Decided on February 28, 2014
SUPREME COURT, APPELLATE TERM, SECOND DEPARTMENT, 2d, 11th and 13th JUDICIAL DISTRICTS
PRESENT: : PESCE, P.J., ALIOTTA and SOLOMON, JJ
2013-286 K C.

Yvette Rosenbaum, Appellant,

against

Mount Hebron Cemetery, Respondent.

Appeal from a judgment of the Civil Court of the City of New York, Kings County (Carol Ruth Feinman, J.), entered October 4, 2012. The judgment, after a nonjury trial, dismissed the action.


ORDERED that the judgment is affirmed, without costs.

Plaintiff commenced this small claims action to recover for damages sustained to the gravesite and tombstone of her deceased husband as a result of a falling tree. Defendant contended that it was not liable because the unwitnessed occurrence was the result of an "act of God." After a nonjury trial, the Civil Court awarded judgment in favor of defendant dismissing the action.

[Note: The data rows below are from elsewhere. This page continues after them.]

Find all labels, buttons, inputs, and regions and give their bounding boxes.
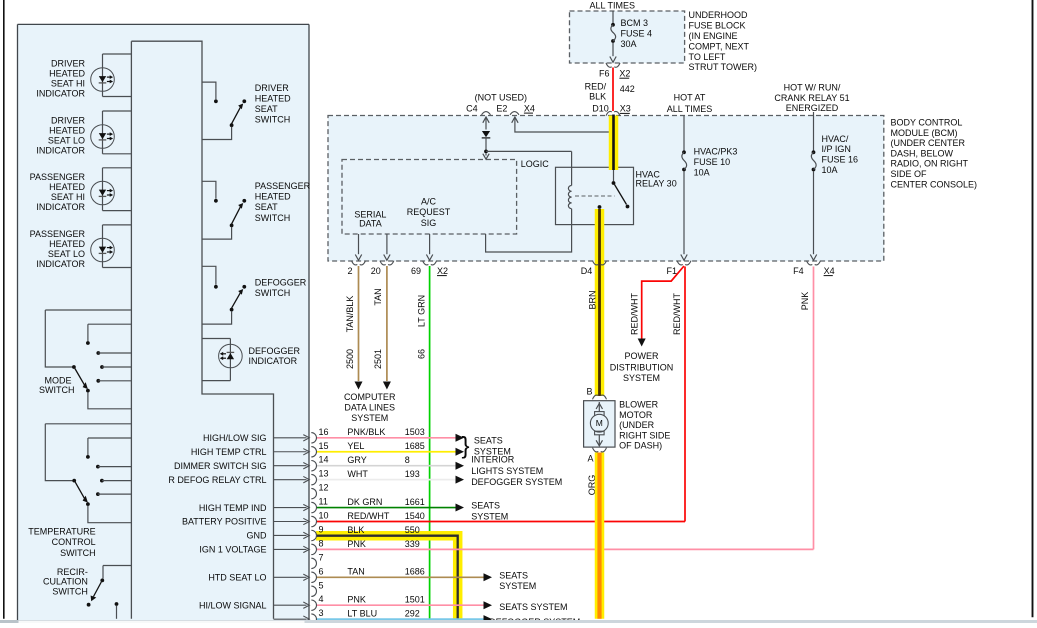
svg-text:LIGHTS SYSTEM: LIGHTS SYSTEM: [471, 466, 543, 476]
svg-text:SEATS SYSTEM: SEATS SYSTEM: [499, 602, 567, 612]
svg-text:BODY CONTROL: BODY CONTROL: [891, 118, 963, 128]
svg-text:2501: 2501: [373, 349, 383, 369]
svg-text:1501: 1501: [405, 595, 425, 605]
svg-text:339: 339: [405, 539, 420, 549]
svg-text:HEATED: HEATED: [49, 126, 85, 136]
svg-text:RADIO, ON RIGHT: RADIO, ON RIGHT: [891, 159, 969, 169]
svg-text:DRIVER: DRIVER: [51, 116, 86, 126]
svg-text:BCM 3: BCM 3: [621, 18, 649, 28]
svg-text:10A: 10A: [822, 165, 838, 175]
svg-text:F6: F6: [599, 68, 610, 78]
svg-text:1686: 1686: [405, 567, 425, 577]
svg-text:PASSENGER: PASSENGER: [30, 172, 86, 182]
svg-text:X2: X2: [619, 68, 630, 78]
svg-text:DEFOGGER SYSTEM: DEFOGGER SYSTEM: [471, 477, 562, 487]
svg-text:SWITCH: SWITCH: [52, 586, 88, 596]
svg-text:BLK: BLK: [347, 525, 364, 535]
svg-text:66: 66: [417, 349, 427, 359]
svg-text:HEATED: HEATED: [255, 192, 291, 202]
svg-text:15: 15: [319, 441, 329, 451]
svg-text:(UNDER: (UNDER: [619, 420, 654, 430]
svg-text:2500: 2500: [345, 349, 355, 369]
svg-text:}: }: [462, 433, 470, 460]
svg-text:F4: F4: [793, 266, 804, 276]
svg-text:RED/: RED/: [585, 82, 607, 92]
svg-text:DATA: DATA: [359, 219, 382, 229]
svg-text:5: 5: [319, 580, 324, 590]
svg-text:LOGIC: LOGIC: [521, 159, 550, 169]
svg-text:E2: E2: [496, 103, 507, 113]
svg-text:PNK/BLK: PNK/BLK: [347, 427, 385, 437]
svg-text:FUSE BLOCK: FUSE BLOCK: [689, 21, 746, 31]
svg-text:11: 11: [319, 497, 328, 507]
svg-text:SEAT LO: SEAT LO: [48, 136, 85, 146]
svg-text:PASSENGER: PASSENGER: [30, 229, 86, 239]
svg-text:DK GRN: DK GRN: [347, 497, 382, 507]
svg-text:3: 3: [319, 608, 324, 618]
svg-text:HVAC/: HVAC/: [822, 134, 849, 144]
svg-text:R DEFOG RELAY CTRL: R DEFOG RELAY CTRL: [168, 475, 266, 485]
svg-text:DRIVER: DRIVER: [255, 83, 290, 93]
svg-text:CULATION: CULATION: [43, 576, 88, 586]
svg-text:SWITCH: SWITCH: [255, 213, 290, 223]
svg-text:SWITCH: SWITCH: [39, 385, 75, 395]
svg-text:HIGH/LOW SIG: HIGH/LOW SIG: [203, 433, 267, 443]
svg-text:TO LEFT: TO LEFT: [689, 52, 726, 62]
svg-text:SEAT LO: SEAT LO: [48, 249, 85, 259]
svg-text:4: 4: [319, 594, 324, 604]
svg-text:GND: GND: [247, 531, 268, 541]
svg-text:HI/LOW SIGNAL: HI/LOW SIGNAL: [199, 600, 267, 610]
svg-text:SIDE OF: SIDE OF: [891, 169, 928, 179]
svg-text:COMPUTER: COMPUTER: [344, 392, 396, 402]
svg-text:REQUEST: REQUEST: [407, 207, 451, 217]
svg-text:SEATS: SEATS: [499, 570, 528, 580]
svg-text:TEMPERATURE: TEMPERATURE: [28, 527, 95, 537]
svg-text:COMPT, NEXT: COMPT, NEXT: [689, 41, 750, 51]
svg-text:F1: F1: [666, 266, 677, 276]
svg-text:UNDERHOOD: UNDERHOOD: [689, 10, 749, 20]
svg-text:HIGH TEMP IND: HIGH TEMP IND: [199, 503, 267, 513]
svg-text:INDICATOR: INDICATOR: [249, 356, 298, 366]
svg-text:HEATED: HEATED: [49, 69, 85, 79]
svg-text:X4: X4: [824, 266, 835, 276]
svg-text:(NOT USED): (NOT USED): [475, 93, 527, 103]
svg-text:7: 7: [319, 552, 324, 562]
svg-text:SEAT HI: SEAT HI: [51, 192, 85, 202]
svg-text:MODE: MODE: [45, 375, 72, 385]
svg-text:HOT AT: HOT AT: [674, 93, 706, 103]
svg-text:12: 12: [319, 483, 329, 493]
svg-text:B: B: [586, 387, 592, 397]
svg-text:69: 69: [411, 266, 421, 276]
svg-text:442: 442: [620, 84, 635, 94]
svg-text:DASH, BELOW: DASH, BELOW: [891, 148, 954, 158]
svg-text:INDICATOR: INDICATOR: [36, 202, 85, 212]
svg-text:DATA LINES: DATA LINES: [344, 402, 395, 412]
svg-text:M: M: [596, 418, 603, 428]
svg-text:STRUT TOWER): STRUT TOWER): [689, 62, 758, 72]
svg-text:292: 292: [405, 609, 420, 619]
svg-text:LT GRN: LT GRN: [417, 295, 427, 327]
svg-text:SWITCH: SWITCH: [255, 114, 290, 124]
svg-text:CRANK RELAY 51: CRANK RELAY 51: [774, 93, 849, 103]
svg-text:PNK: PNK: [347, 539, 366, 549]
svg-text:D4: D4: [581, 266, 593, 276]
svg-text:PNK: PNK: [800, 292, 810, 311]
svg-text:HVAC/PK3: HVAC/PK3: [694, 147, 738, 157]
svg-text:8: 8: [405, 455, 410, 465]
svg-text:9: 9: [319, 524, 324, 534]
svg-text:BATTERY POSITIVE: BATTERY POSITIVE: [182, 517, 267, 527]
svg-text:(UNDER CENTER: (UNDER CENTER: [891, 138, 966, 148]
svg-text:SEAT: SEAT: [255, 202, 278, 212]
svg-text:1685: 1685: [405, 441, 425, 451]
svg-text:X2: X2: [437, 266, 448, 276]
svg-text:MODULE (BCM): MODULE (BCM): [891, 128, 958, 138]
svg-text:A: A: [587, 453, 593, 463]
svg-text:ENERGIZED: ENERGIZED: [786, 103, 839, 113]
svg-text:14: 14: [319, 455, 329, 465]
svg-text:POWER: POWER: [624, 351, 659, 361]
svg-text:RED/WHT: RED/WHT: [672, 293, 682, 335]
svg-text:OF DASH): OF DASH): [619, 441, 662, 451]
svg-text:SYSTEM: SYSTEM: [351, 413, 388, 423]
svg-text:I/P IGN: I/P IGN: [822, 144, 851, 154]
svg-text:C4: C4: [466, 103, 478, 113]
svg-text:HEATED: HEATED: [255, 93, 291, 103]
svg-text:13: 13: [319, 469, 329, 479]
svg-text:SEAT: SEAT: [255, 104, 278, 114]
svg-text:TAN: TAN: [347, 567, 364, 577]
svg-text:YEL: YEL: [347, 441, 364, 451]
svg-text:HEATED: HEATED: [49, 182, 85, 192]
svg-text:6: 6: [319, 566, 324, 576]
svg-text:BRN: BRN: [588, 290, 598, 309]
svg-text:RED/WHT: RED/WHT: [630, 293, 640, 335]
svg-text:X3: X3: [620, 104, 631, 114]
svg-text:16: 16: [319, 427, 329, 437]
svg-text:1503: 1503: [405, 427, 425, 437]
svg-text:FUSE 16: FUSE 16: [822, 155, 859, 165]
svg-text:DRIVER: DRIVER: [51, 59, 86, 69]
svg-text:SWITCH: SWITCH: [60, 548, 96, 558]
svg-text:RED/WHT: RED/WHT: [347, 511, 389, 521]
svg-text:SEATS: SEATS: [471, 501, 500, 511]
svg-text:INDICATOR: INDICATOR: [36, 88, 85, 98]
svg-text:INTERIOR: INTERIOR: [471, 455, 515, 465]
svg-text:ALL TIMES: ALL TIMES: [590, 0, 636, 10]
svg-text:CENTER CONSOLE): CENTER CONSOLE): [891, 179, 978, 189]
svg-text:SYSTEM: SYSTEM: [623, 373, 660, 383]
svg-text:FUSE 10: FUSE 10: [694, 157, 731, 167]
svg-text:1540: 1540: [405, 511, 425, 521]
svg-text:SWITCH: SWITCH: [255, 288, 290, 298]
svg-text:INDICATOR: INDICATOR: [36, 259, 85, 269]
svg-text:RELAY 30: RELAY 30: [636, 179, 677, 189]
svg-text:HIGH TEMP CTRL: HIGH TEMP CTRL: [191, 447, 267, 457]
svg-text:A/C: A/C: [421, 197, 437, 207]
svg-text:GRY: GRY: [347, 455, 366, 465]
svg-text:SEAT HI: SEAT HI: [51, 79, 85, 89]
svg-text:HEATED: HEATED: [49, 239, 85, 249]
svg-text:SEATS: SEATS: [474, 436, 503, 446]
svg-text:PNK: PNK: [347, 595, 366, 605]
svg-text:PASSENGER: PASSENGER: [255, 181, 311, 191]
svg-text:BLOWER: BLOWER: [619, 400, 659, 410]
svg-text:SYSTEM: SYSTEM: [499, 581, 536, 591]
svg-text:10A: 10A: [694, 167, 710, 177]
svg-text:SYSTEM: SYSTEM: [471, 511, 508, 521]
svg-text:20: 20: [371, 266, 381, 276]
svg-text:X4: X4: [524, 103, 535, 113]
svg-text:BLK: BLK: [589, 92, 606, 102]
svg-text:HOT W/ RUN/: HOT W/ RUN/: [784, 83, 841, 93]
svg-text:DIMMER SWITCH SIG: DIMMER SWITCH SIG: [174, 461, 267, 471]
svg-text:LT BLU: LT BLU: [347, 609, 377, 619]
svg-text:IGN 1 VOLTAGE: IGN 1 VOLTAGE: [199, 545, 266, 555]
svg-text:TAN: TAN: [373, 288, 383, 305]
svg-text:DEFOGGER: DEFOGGER: [249, 346, 301, 356]
svg-text:2: 2: [347, 266, 352, 276]
svg-text:8: 8: [319, 538, 324, 548]
svg-text:RIGHT SIDE: RIGHT SIDE: [619, 430, 670, 440]
svg-text:HTD SEAT LO: HTD SEAT LO: [208, 573, 266, 583]
svg-text:ALL TIMES: ALL TIMES: [667, 104, 713, 114]
svg-text:550: 550: [405, 525, 420, 535]
svg-text:D10: D10: [592, 104, 609, 114]
svg-text:INDICATOR: INDICATOR: [36, 145, 85, 155]
svg-text:1661: 1661: [405, 497, 425, 507]
svg-text:30A: 30A: [621, 39, 637, 49]
svg-text:10: 10: [319, 511, 329, 521]
svg-text:FUSE 4: FUSE 4: [621, 29, 653, 39]
svg-text:WHT: WHT: [347, 469, 368, 479]
svg-text:SIG: SIG: [421, 218, 437, 228]
svg-text:CONTROL: CONTROL: [52, 537, 96, 547]
svg-text:(IN ENGINE: (IN ENGINE: [689, 31, 738, 41]
svg-text:TAN/BLK: TAN/BLK: [345, 296, 355, 333]
svg-text:DEFOGGER: DEFOGGER: [255, 278, 307, 288]
svg-text:MOTOR: MOTOR: [619, 410, 653, 420]
svg-text:193: 193: [405, 469, 420, 479]
svg-text:DISTRIBUTION: DISTRIBUTION: [610, 362, 674, 372]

"An owner of real property on which there are trees is required to maintain them in a reasonably safe condition so that they will not fall and cause injury to persons or
property on or off the property" (5-223 Warren's Negligence in New York Courts § 223.01 [2013]). Liability, however, will not be imposed unless the property owner has actual or constructive notice of the tree's allegedly dangerous or defective condition (see Ivancic v Olmstead, 66 NY2d 349, 350-351 [1985]; Michaels v Park Shore Realty Corp., 55 AD3d 802 [2008]). Plaintiff did not demonstrate that there was a defective condition or, if there was such a condition, that defendant had actual or constructive notice of it. As plaintiff did not meet her initial burden of showing any negligence on defendant's part, she is not entitled to recover for the damage to the gravesite and tombstone (see Redner v Church of the Nazarene, 4 Misc 3d 126[A], 2004 NY Slip Op 50583[U] [App Term, 9th & 10th Jud Dists 2004]).

In view of the foregoing, we find that the judgment provided the parties with substantial justice according to the rules and principles of substantive law (see CCA 1804, 1807; Ross v Friedman, 269 AD2d 584 [2000]). Accordingly, the judgment is affirmed.

Pesce, P.J., Aliotta and Solomon, JJ., concur.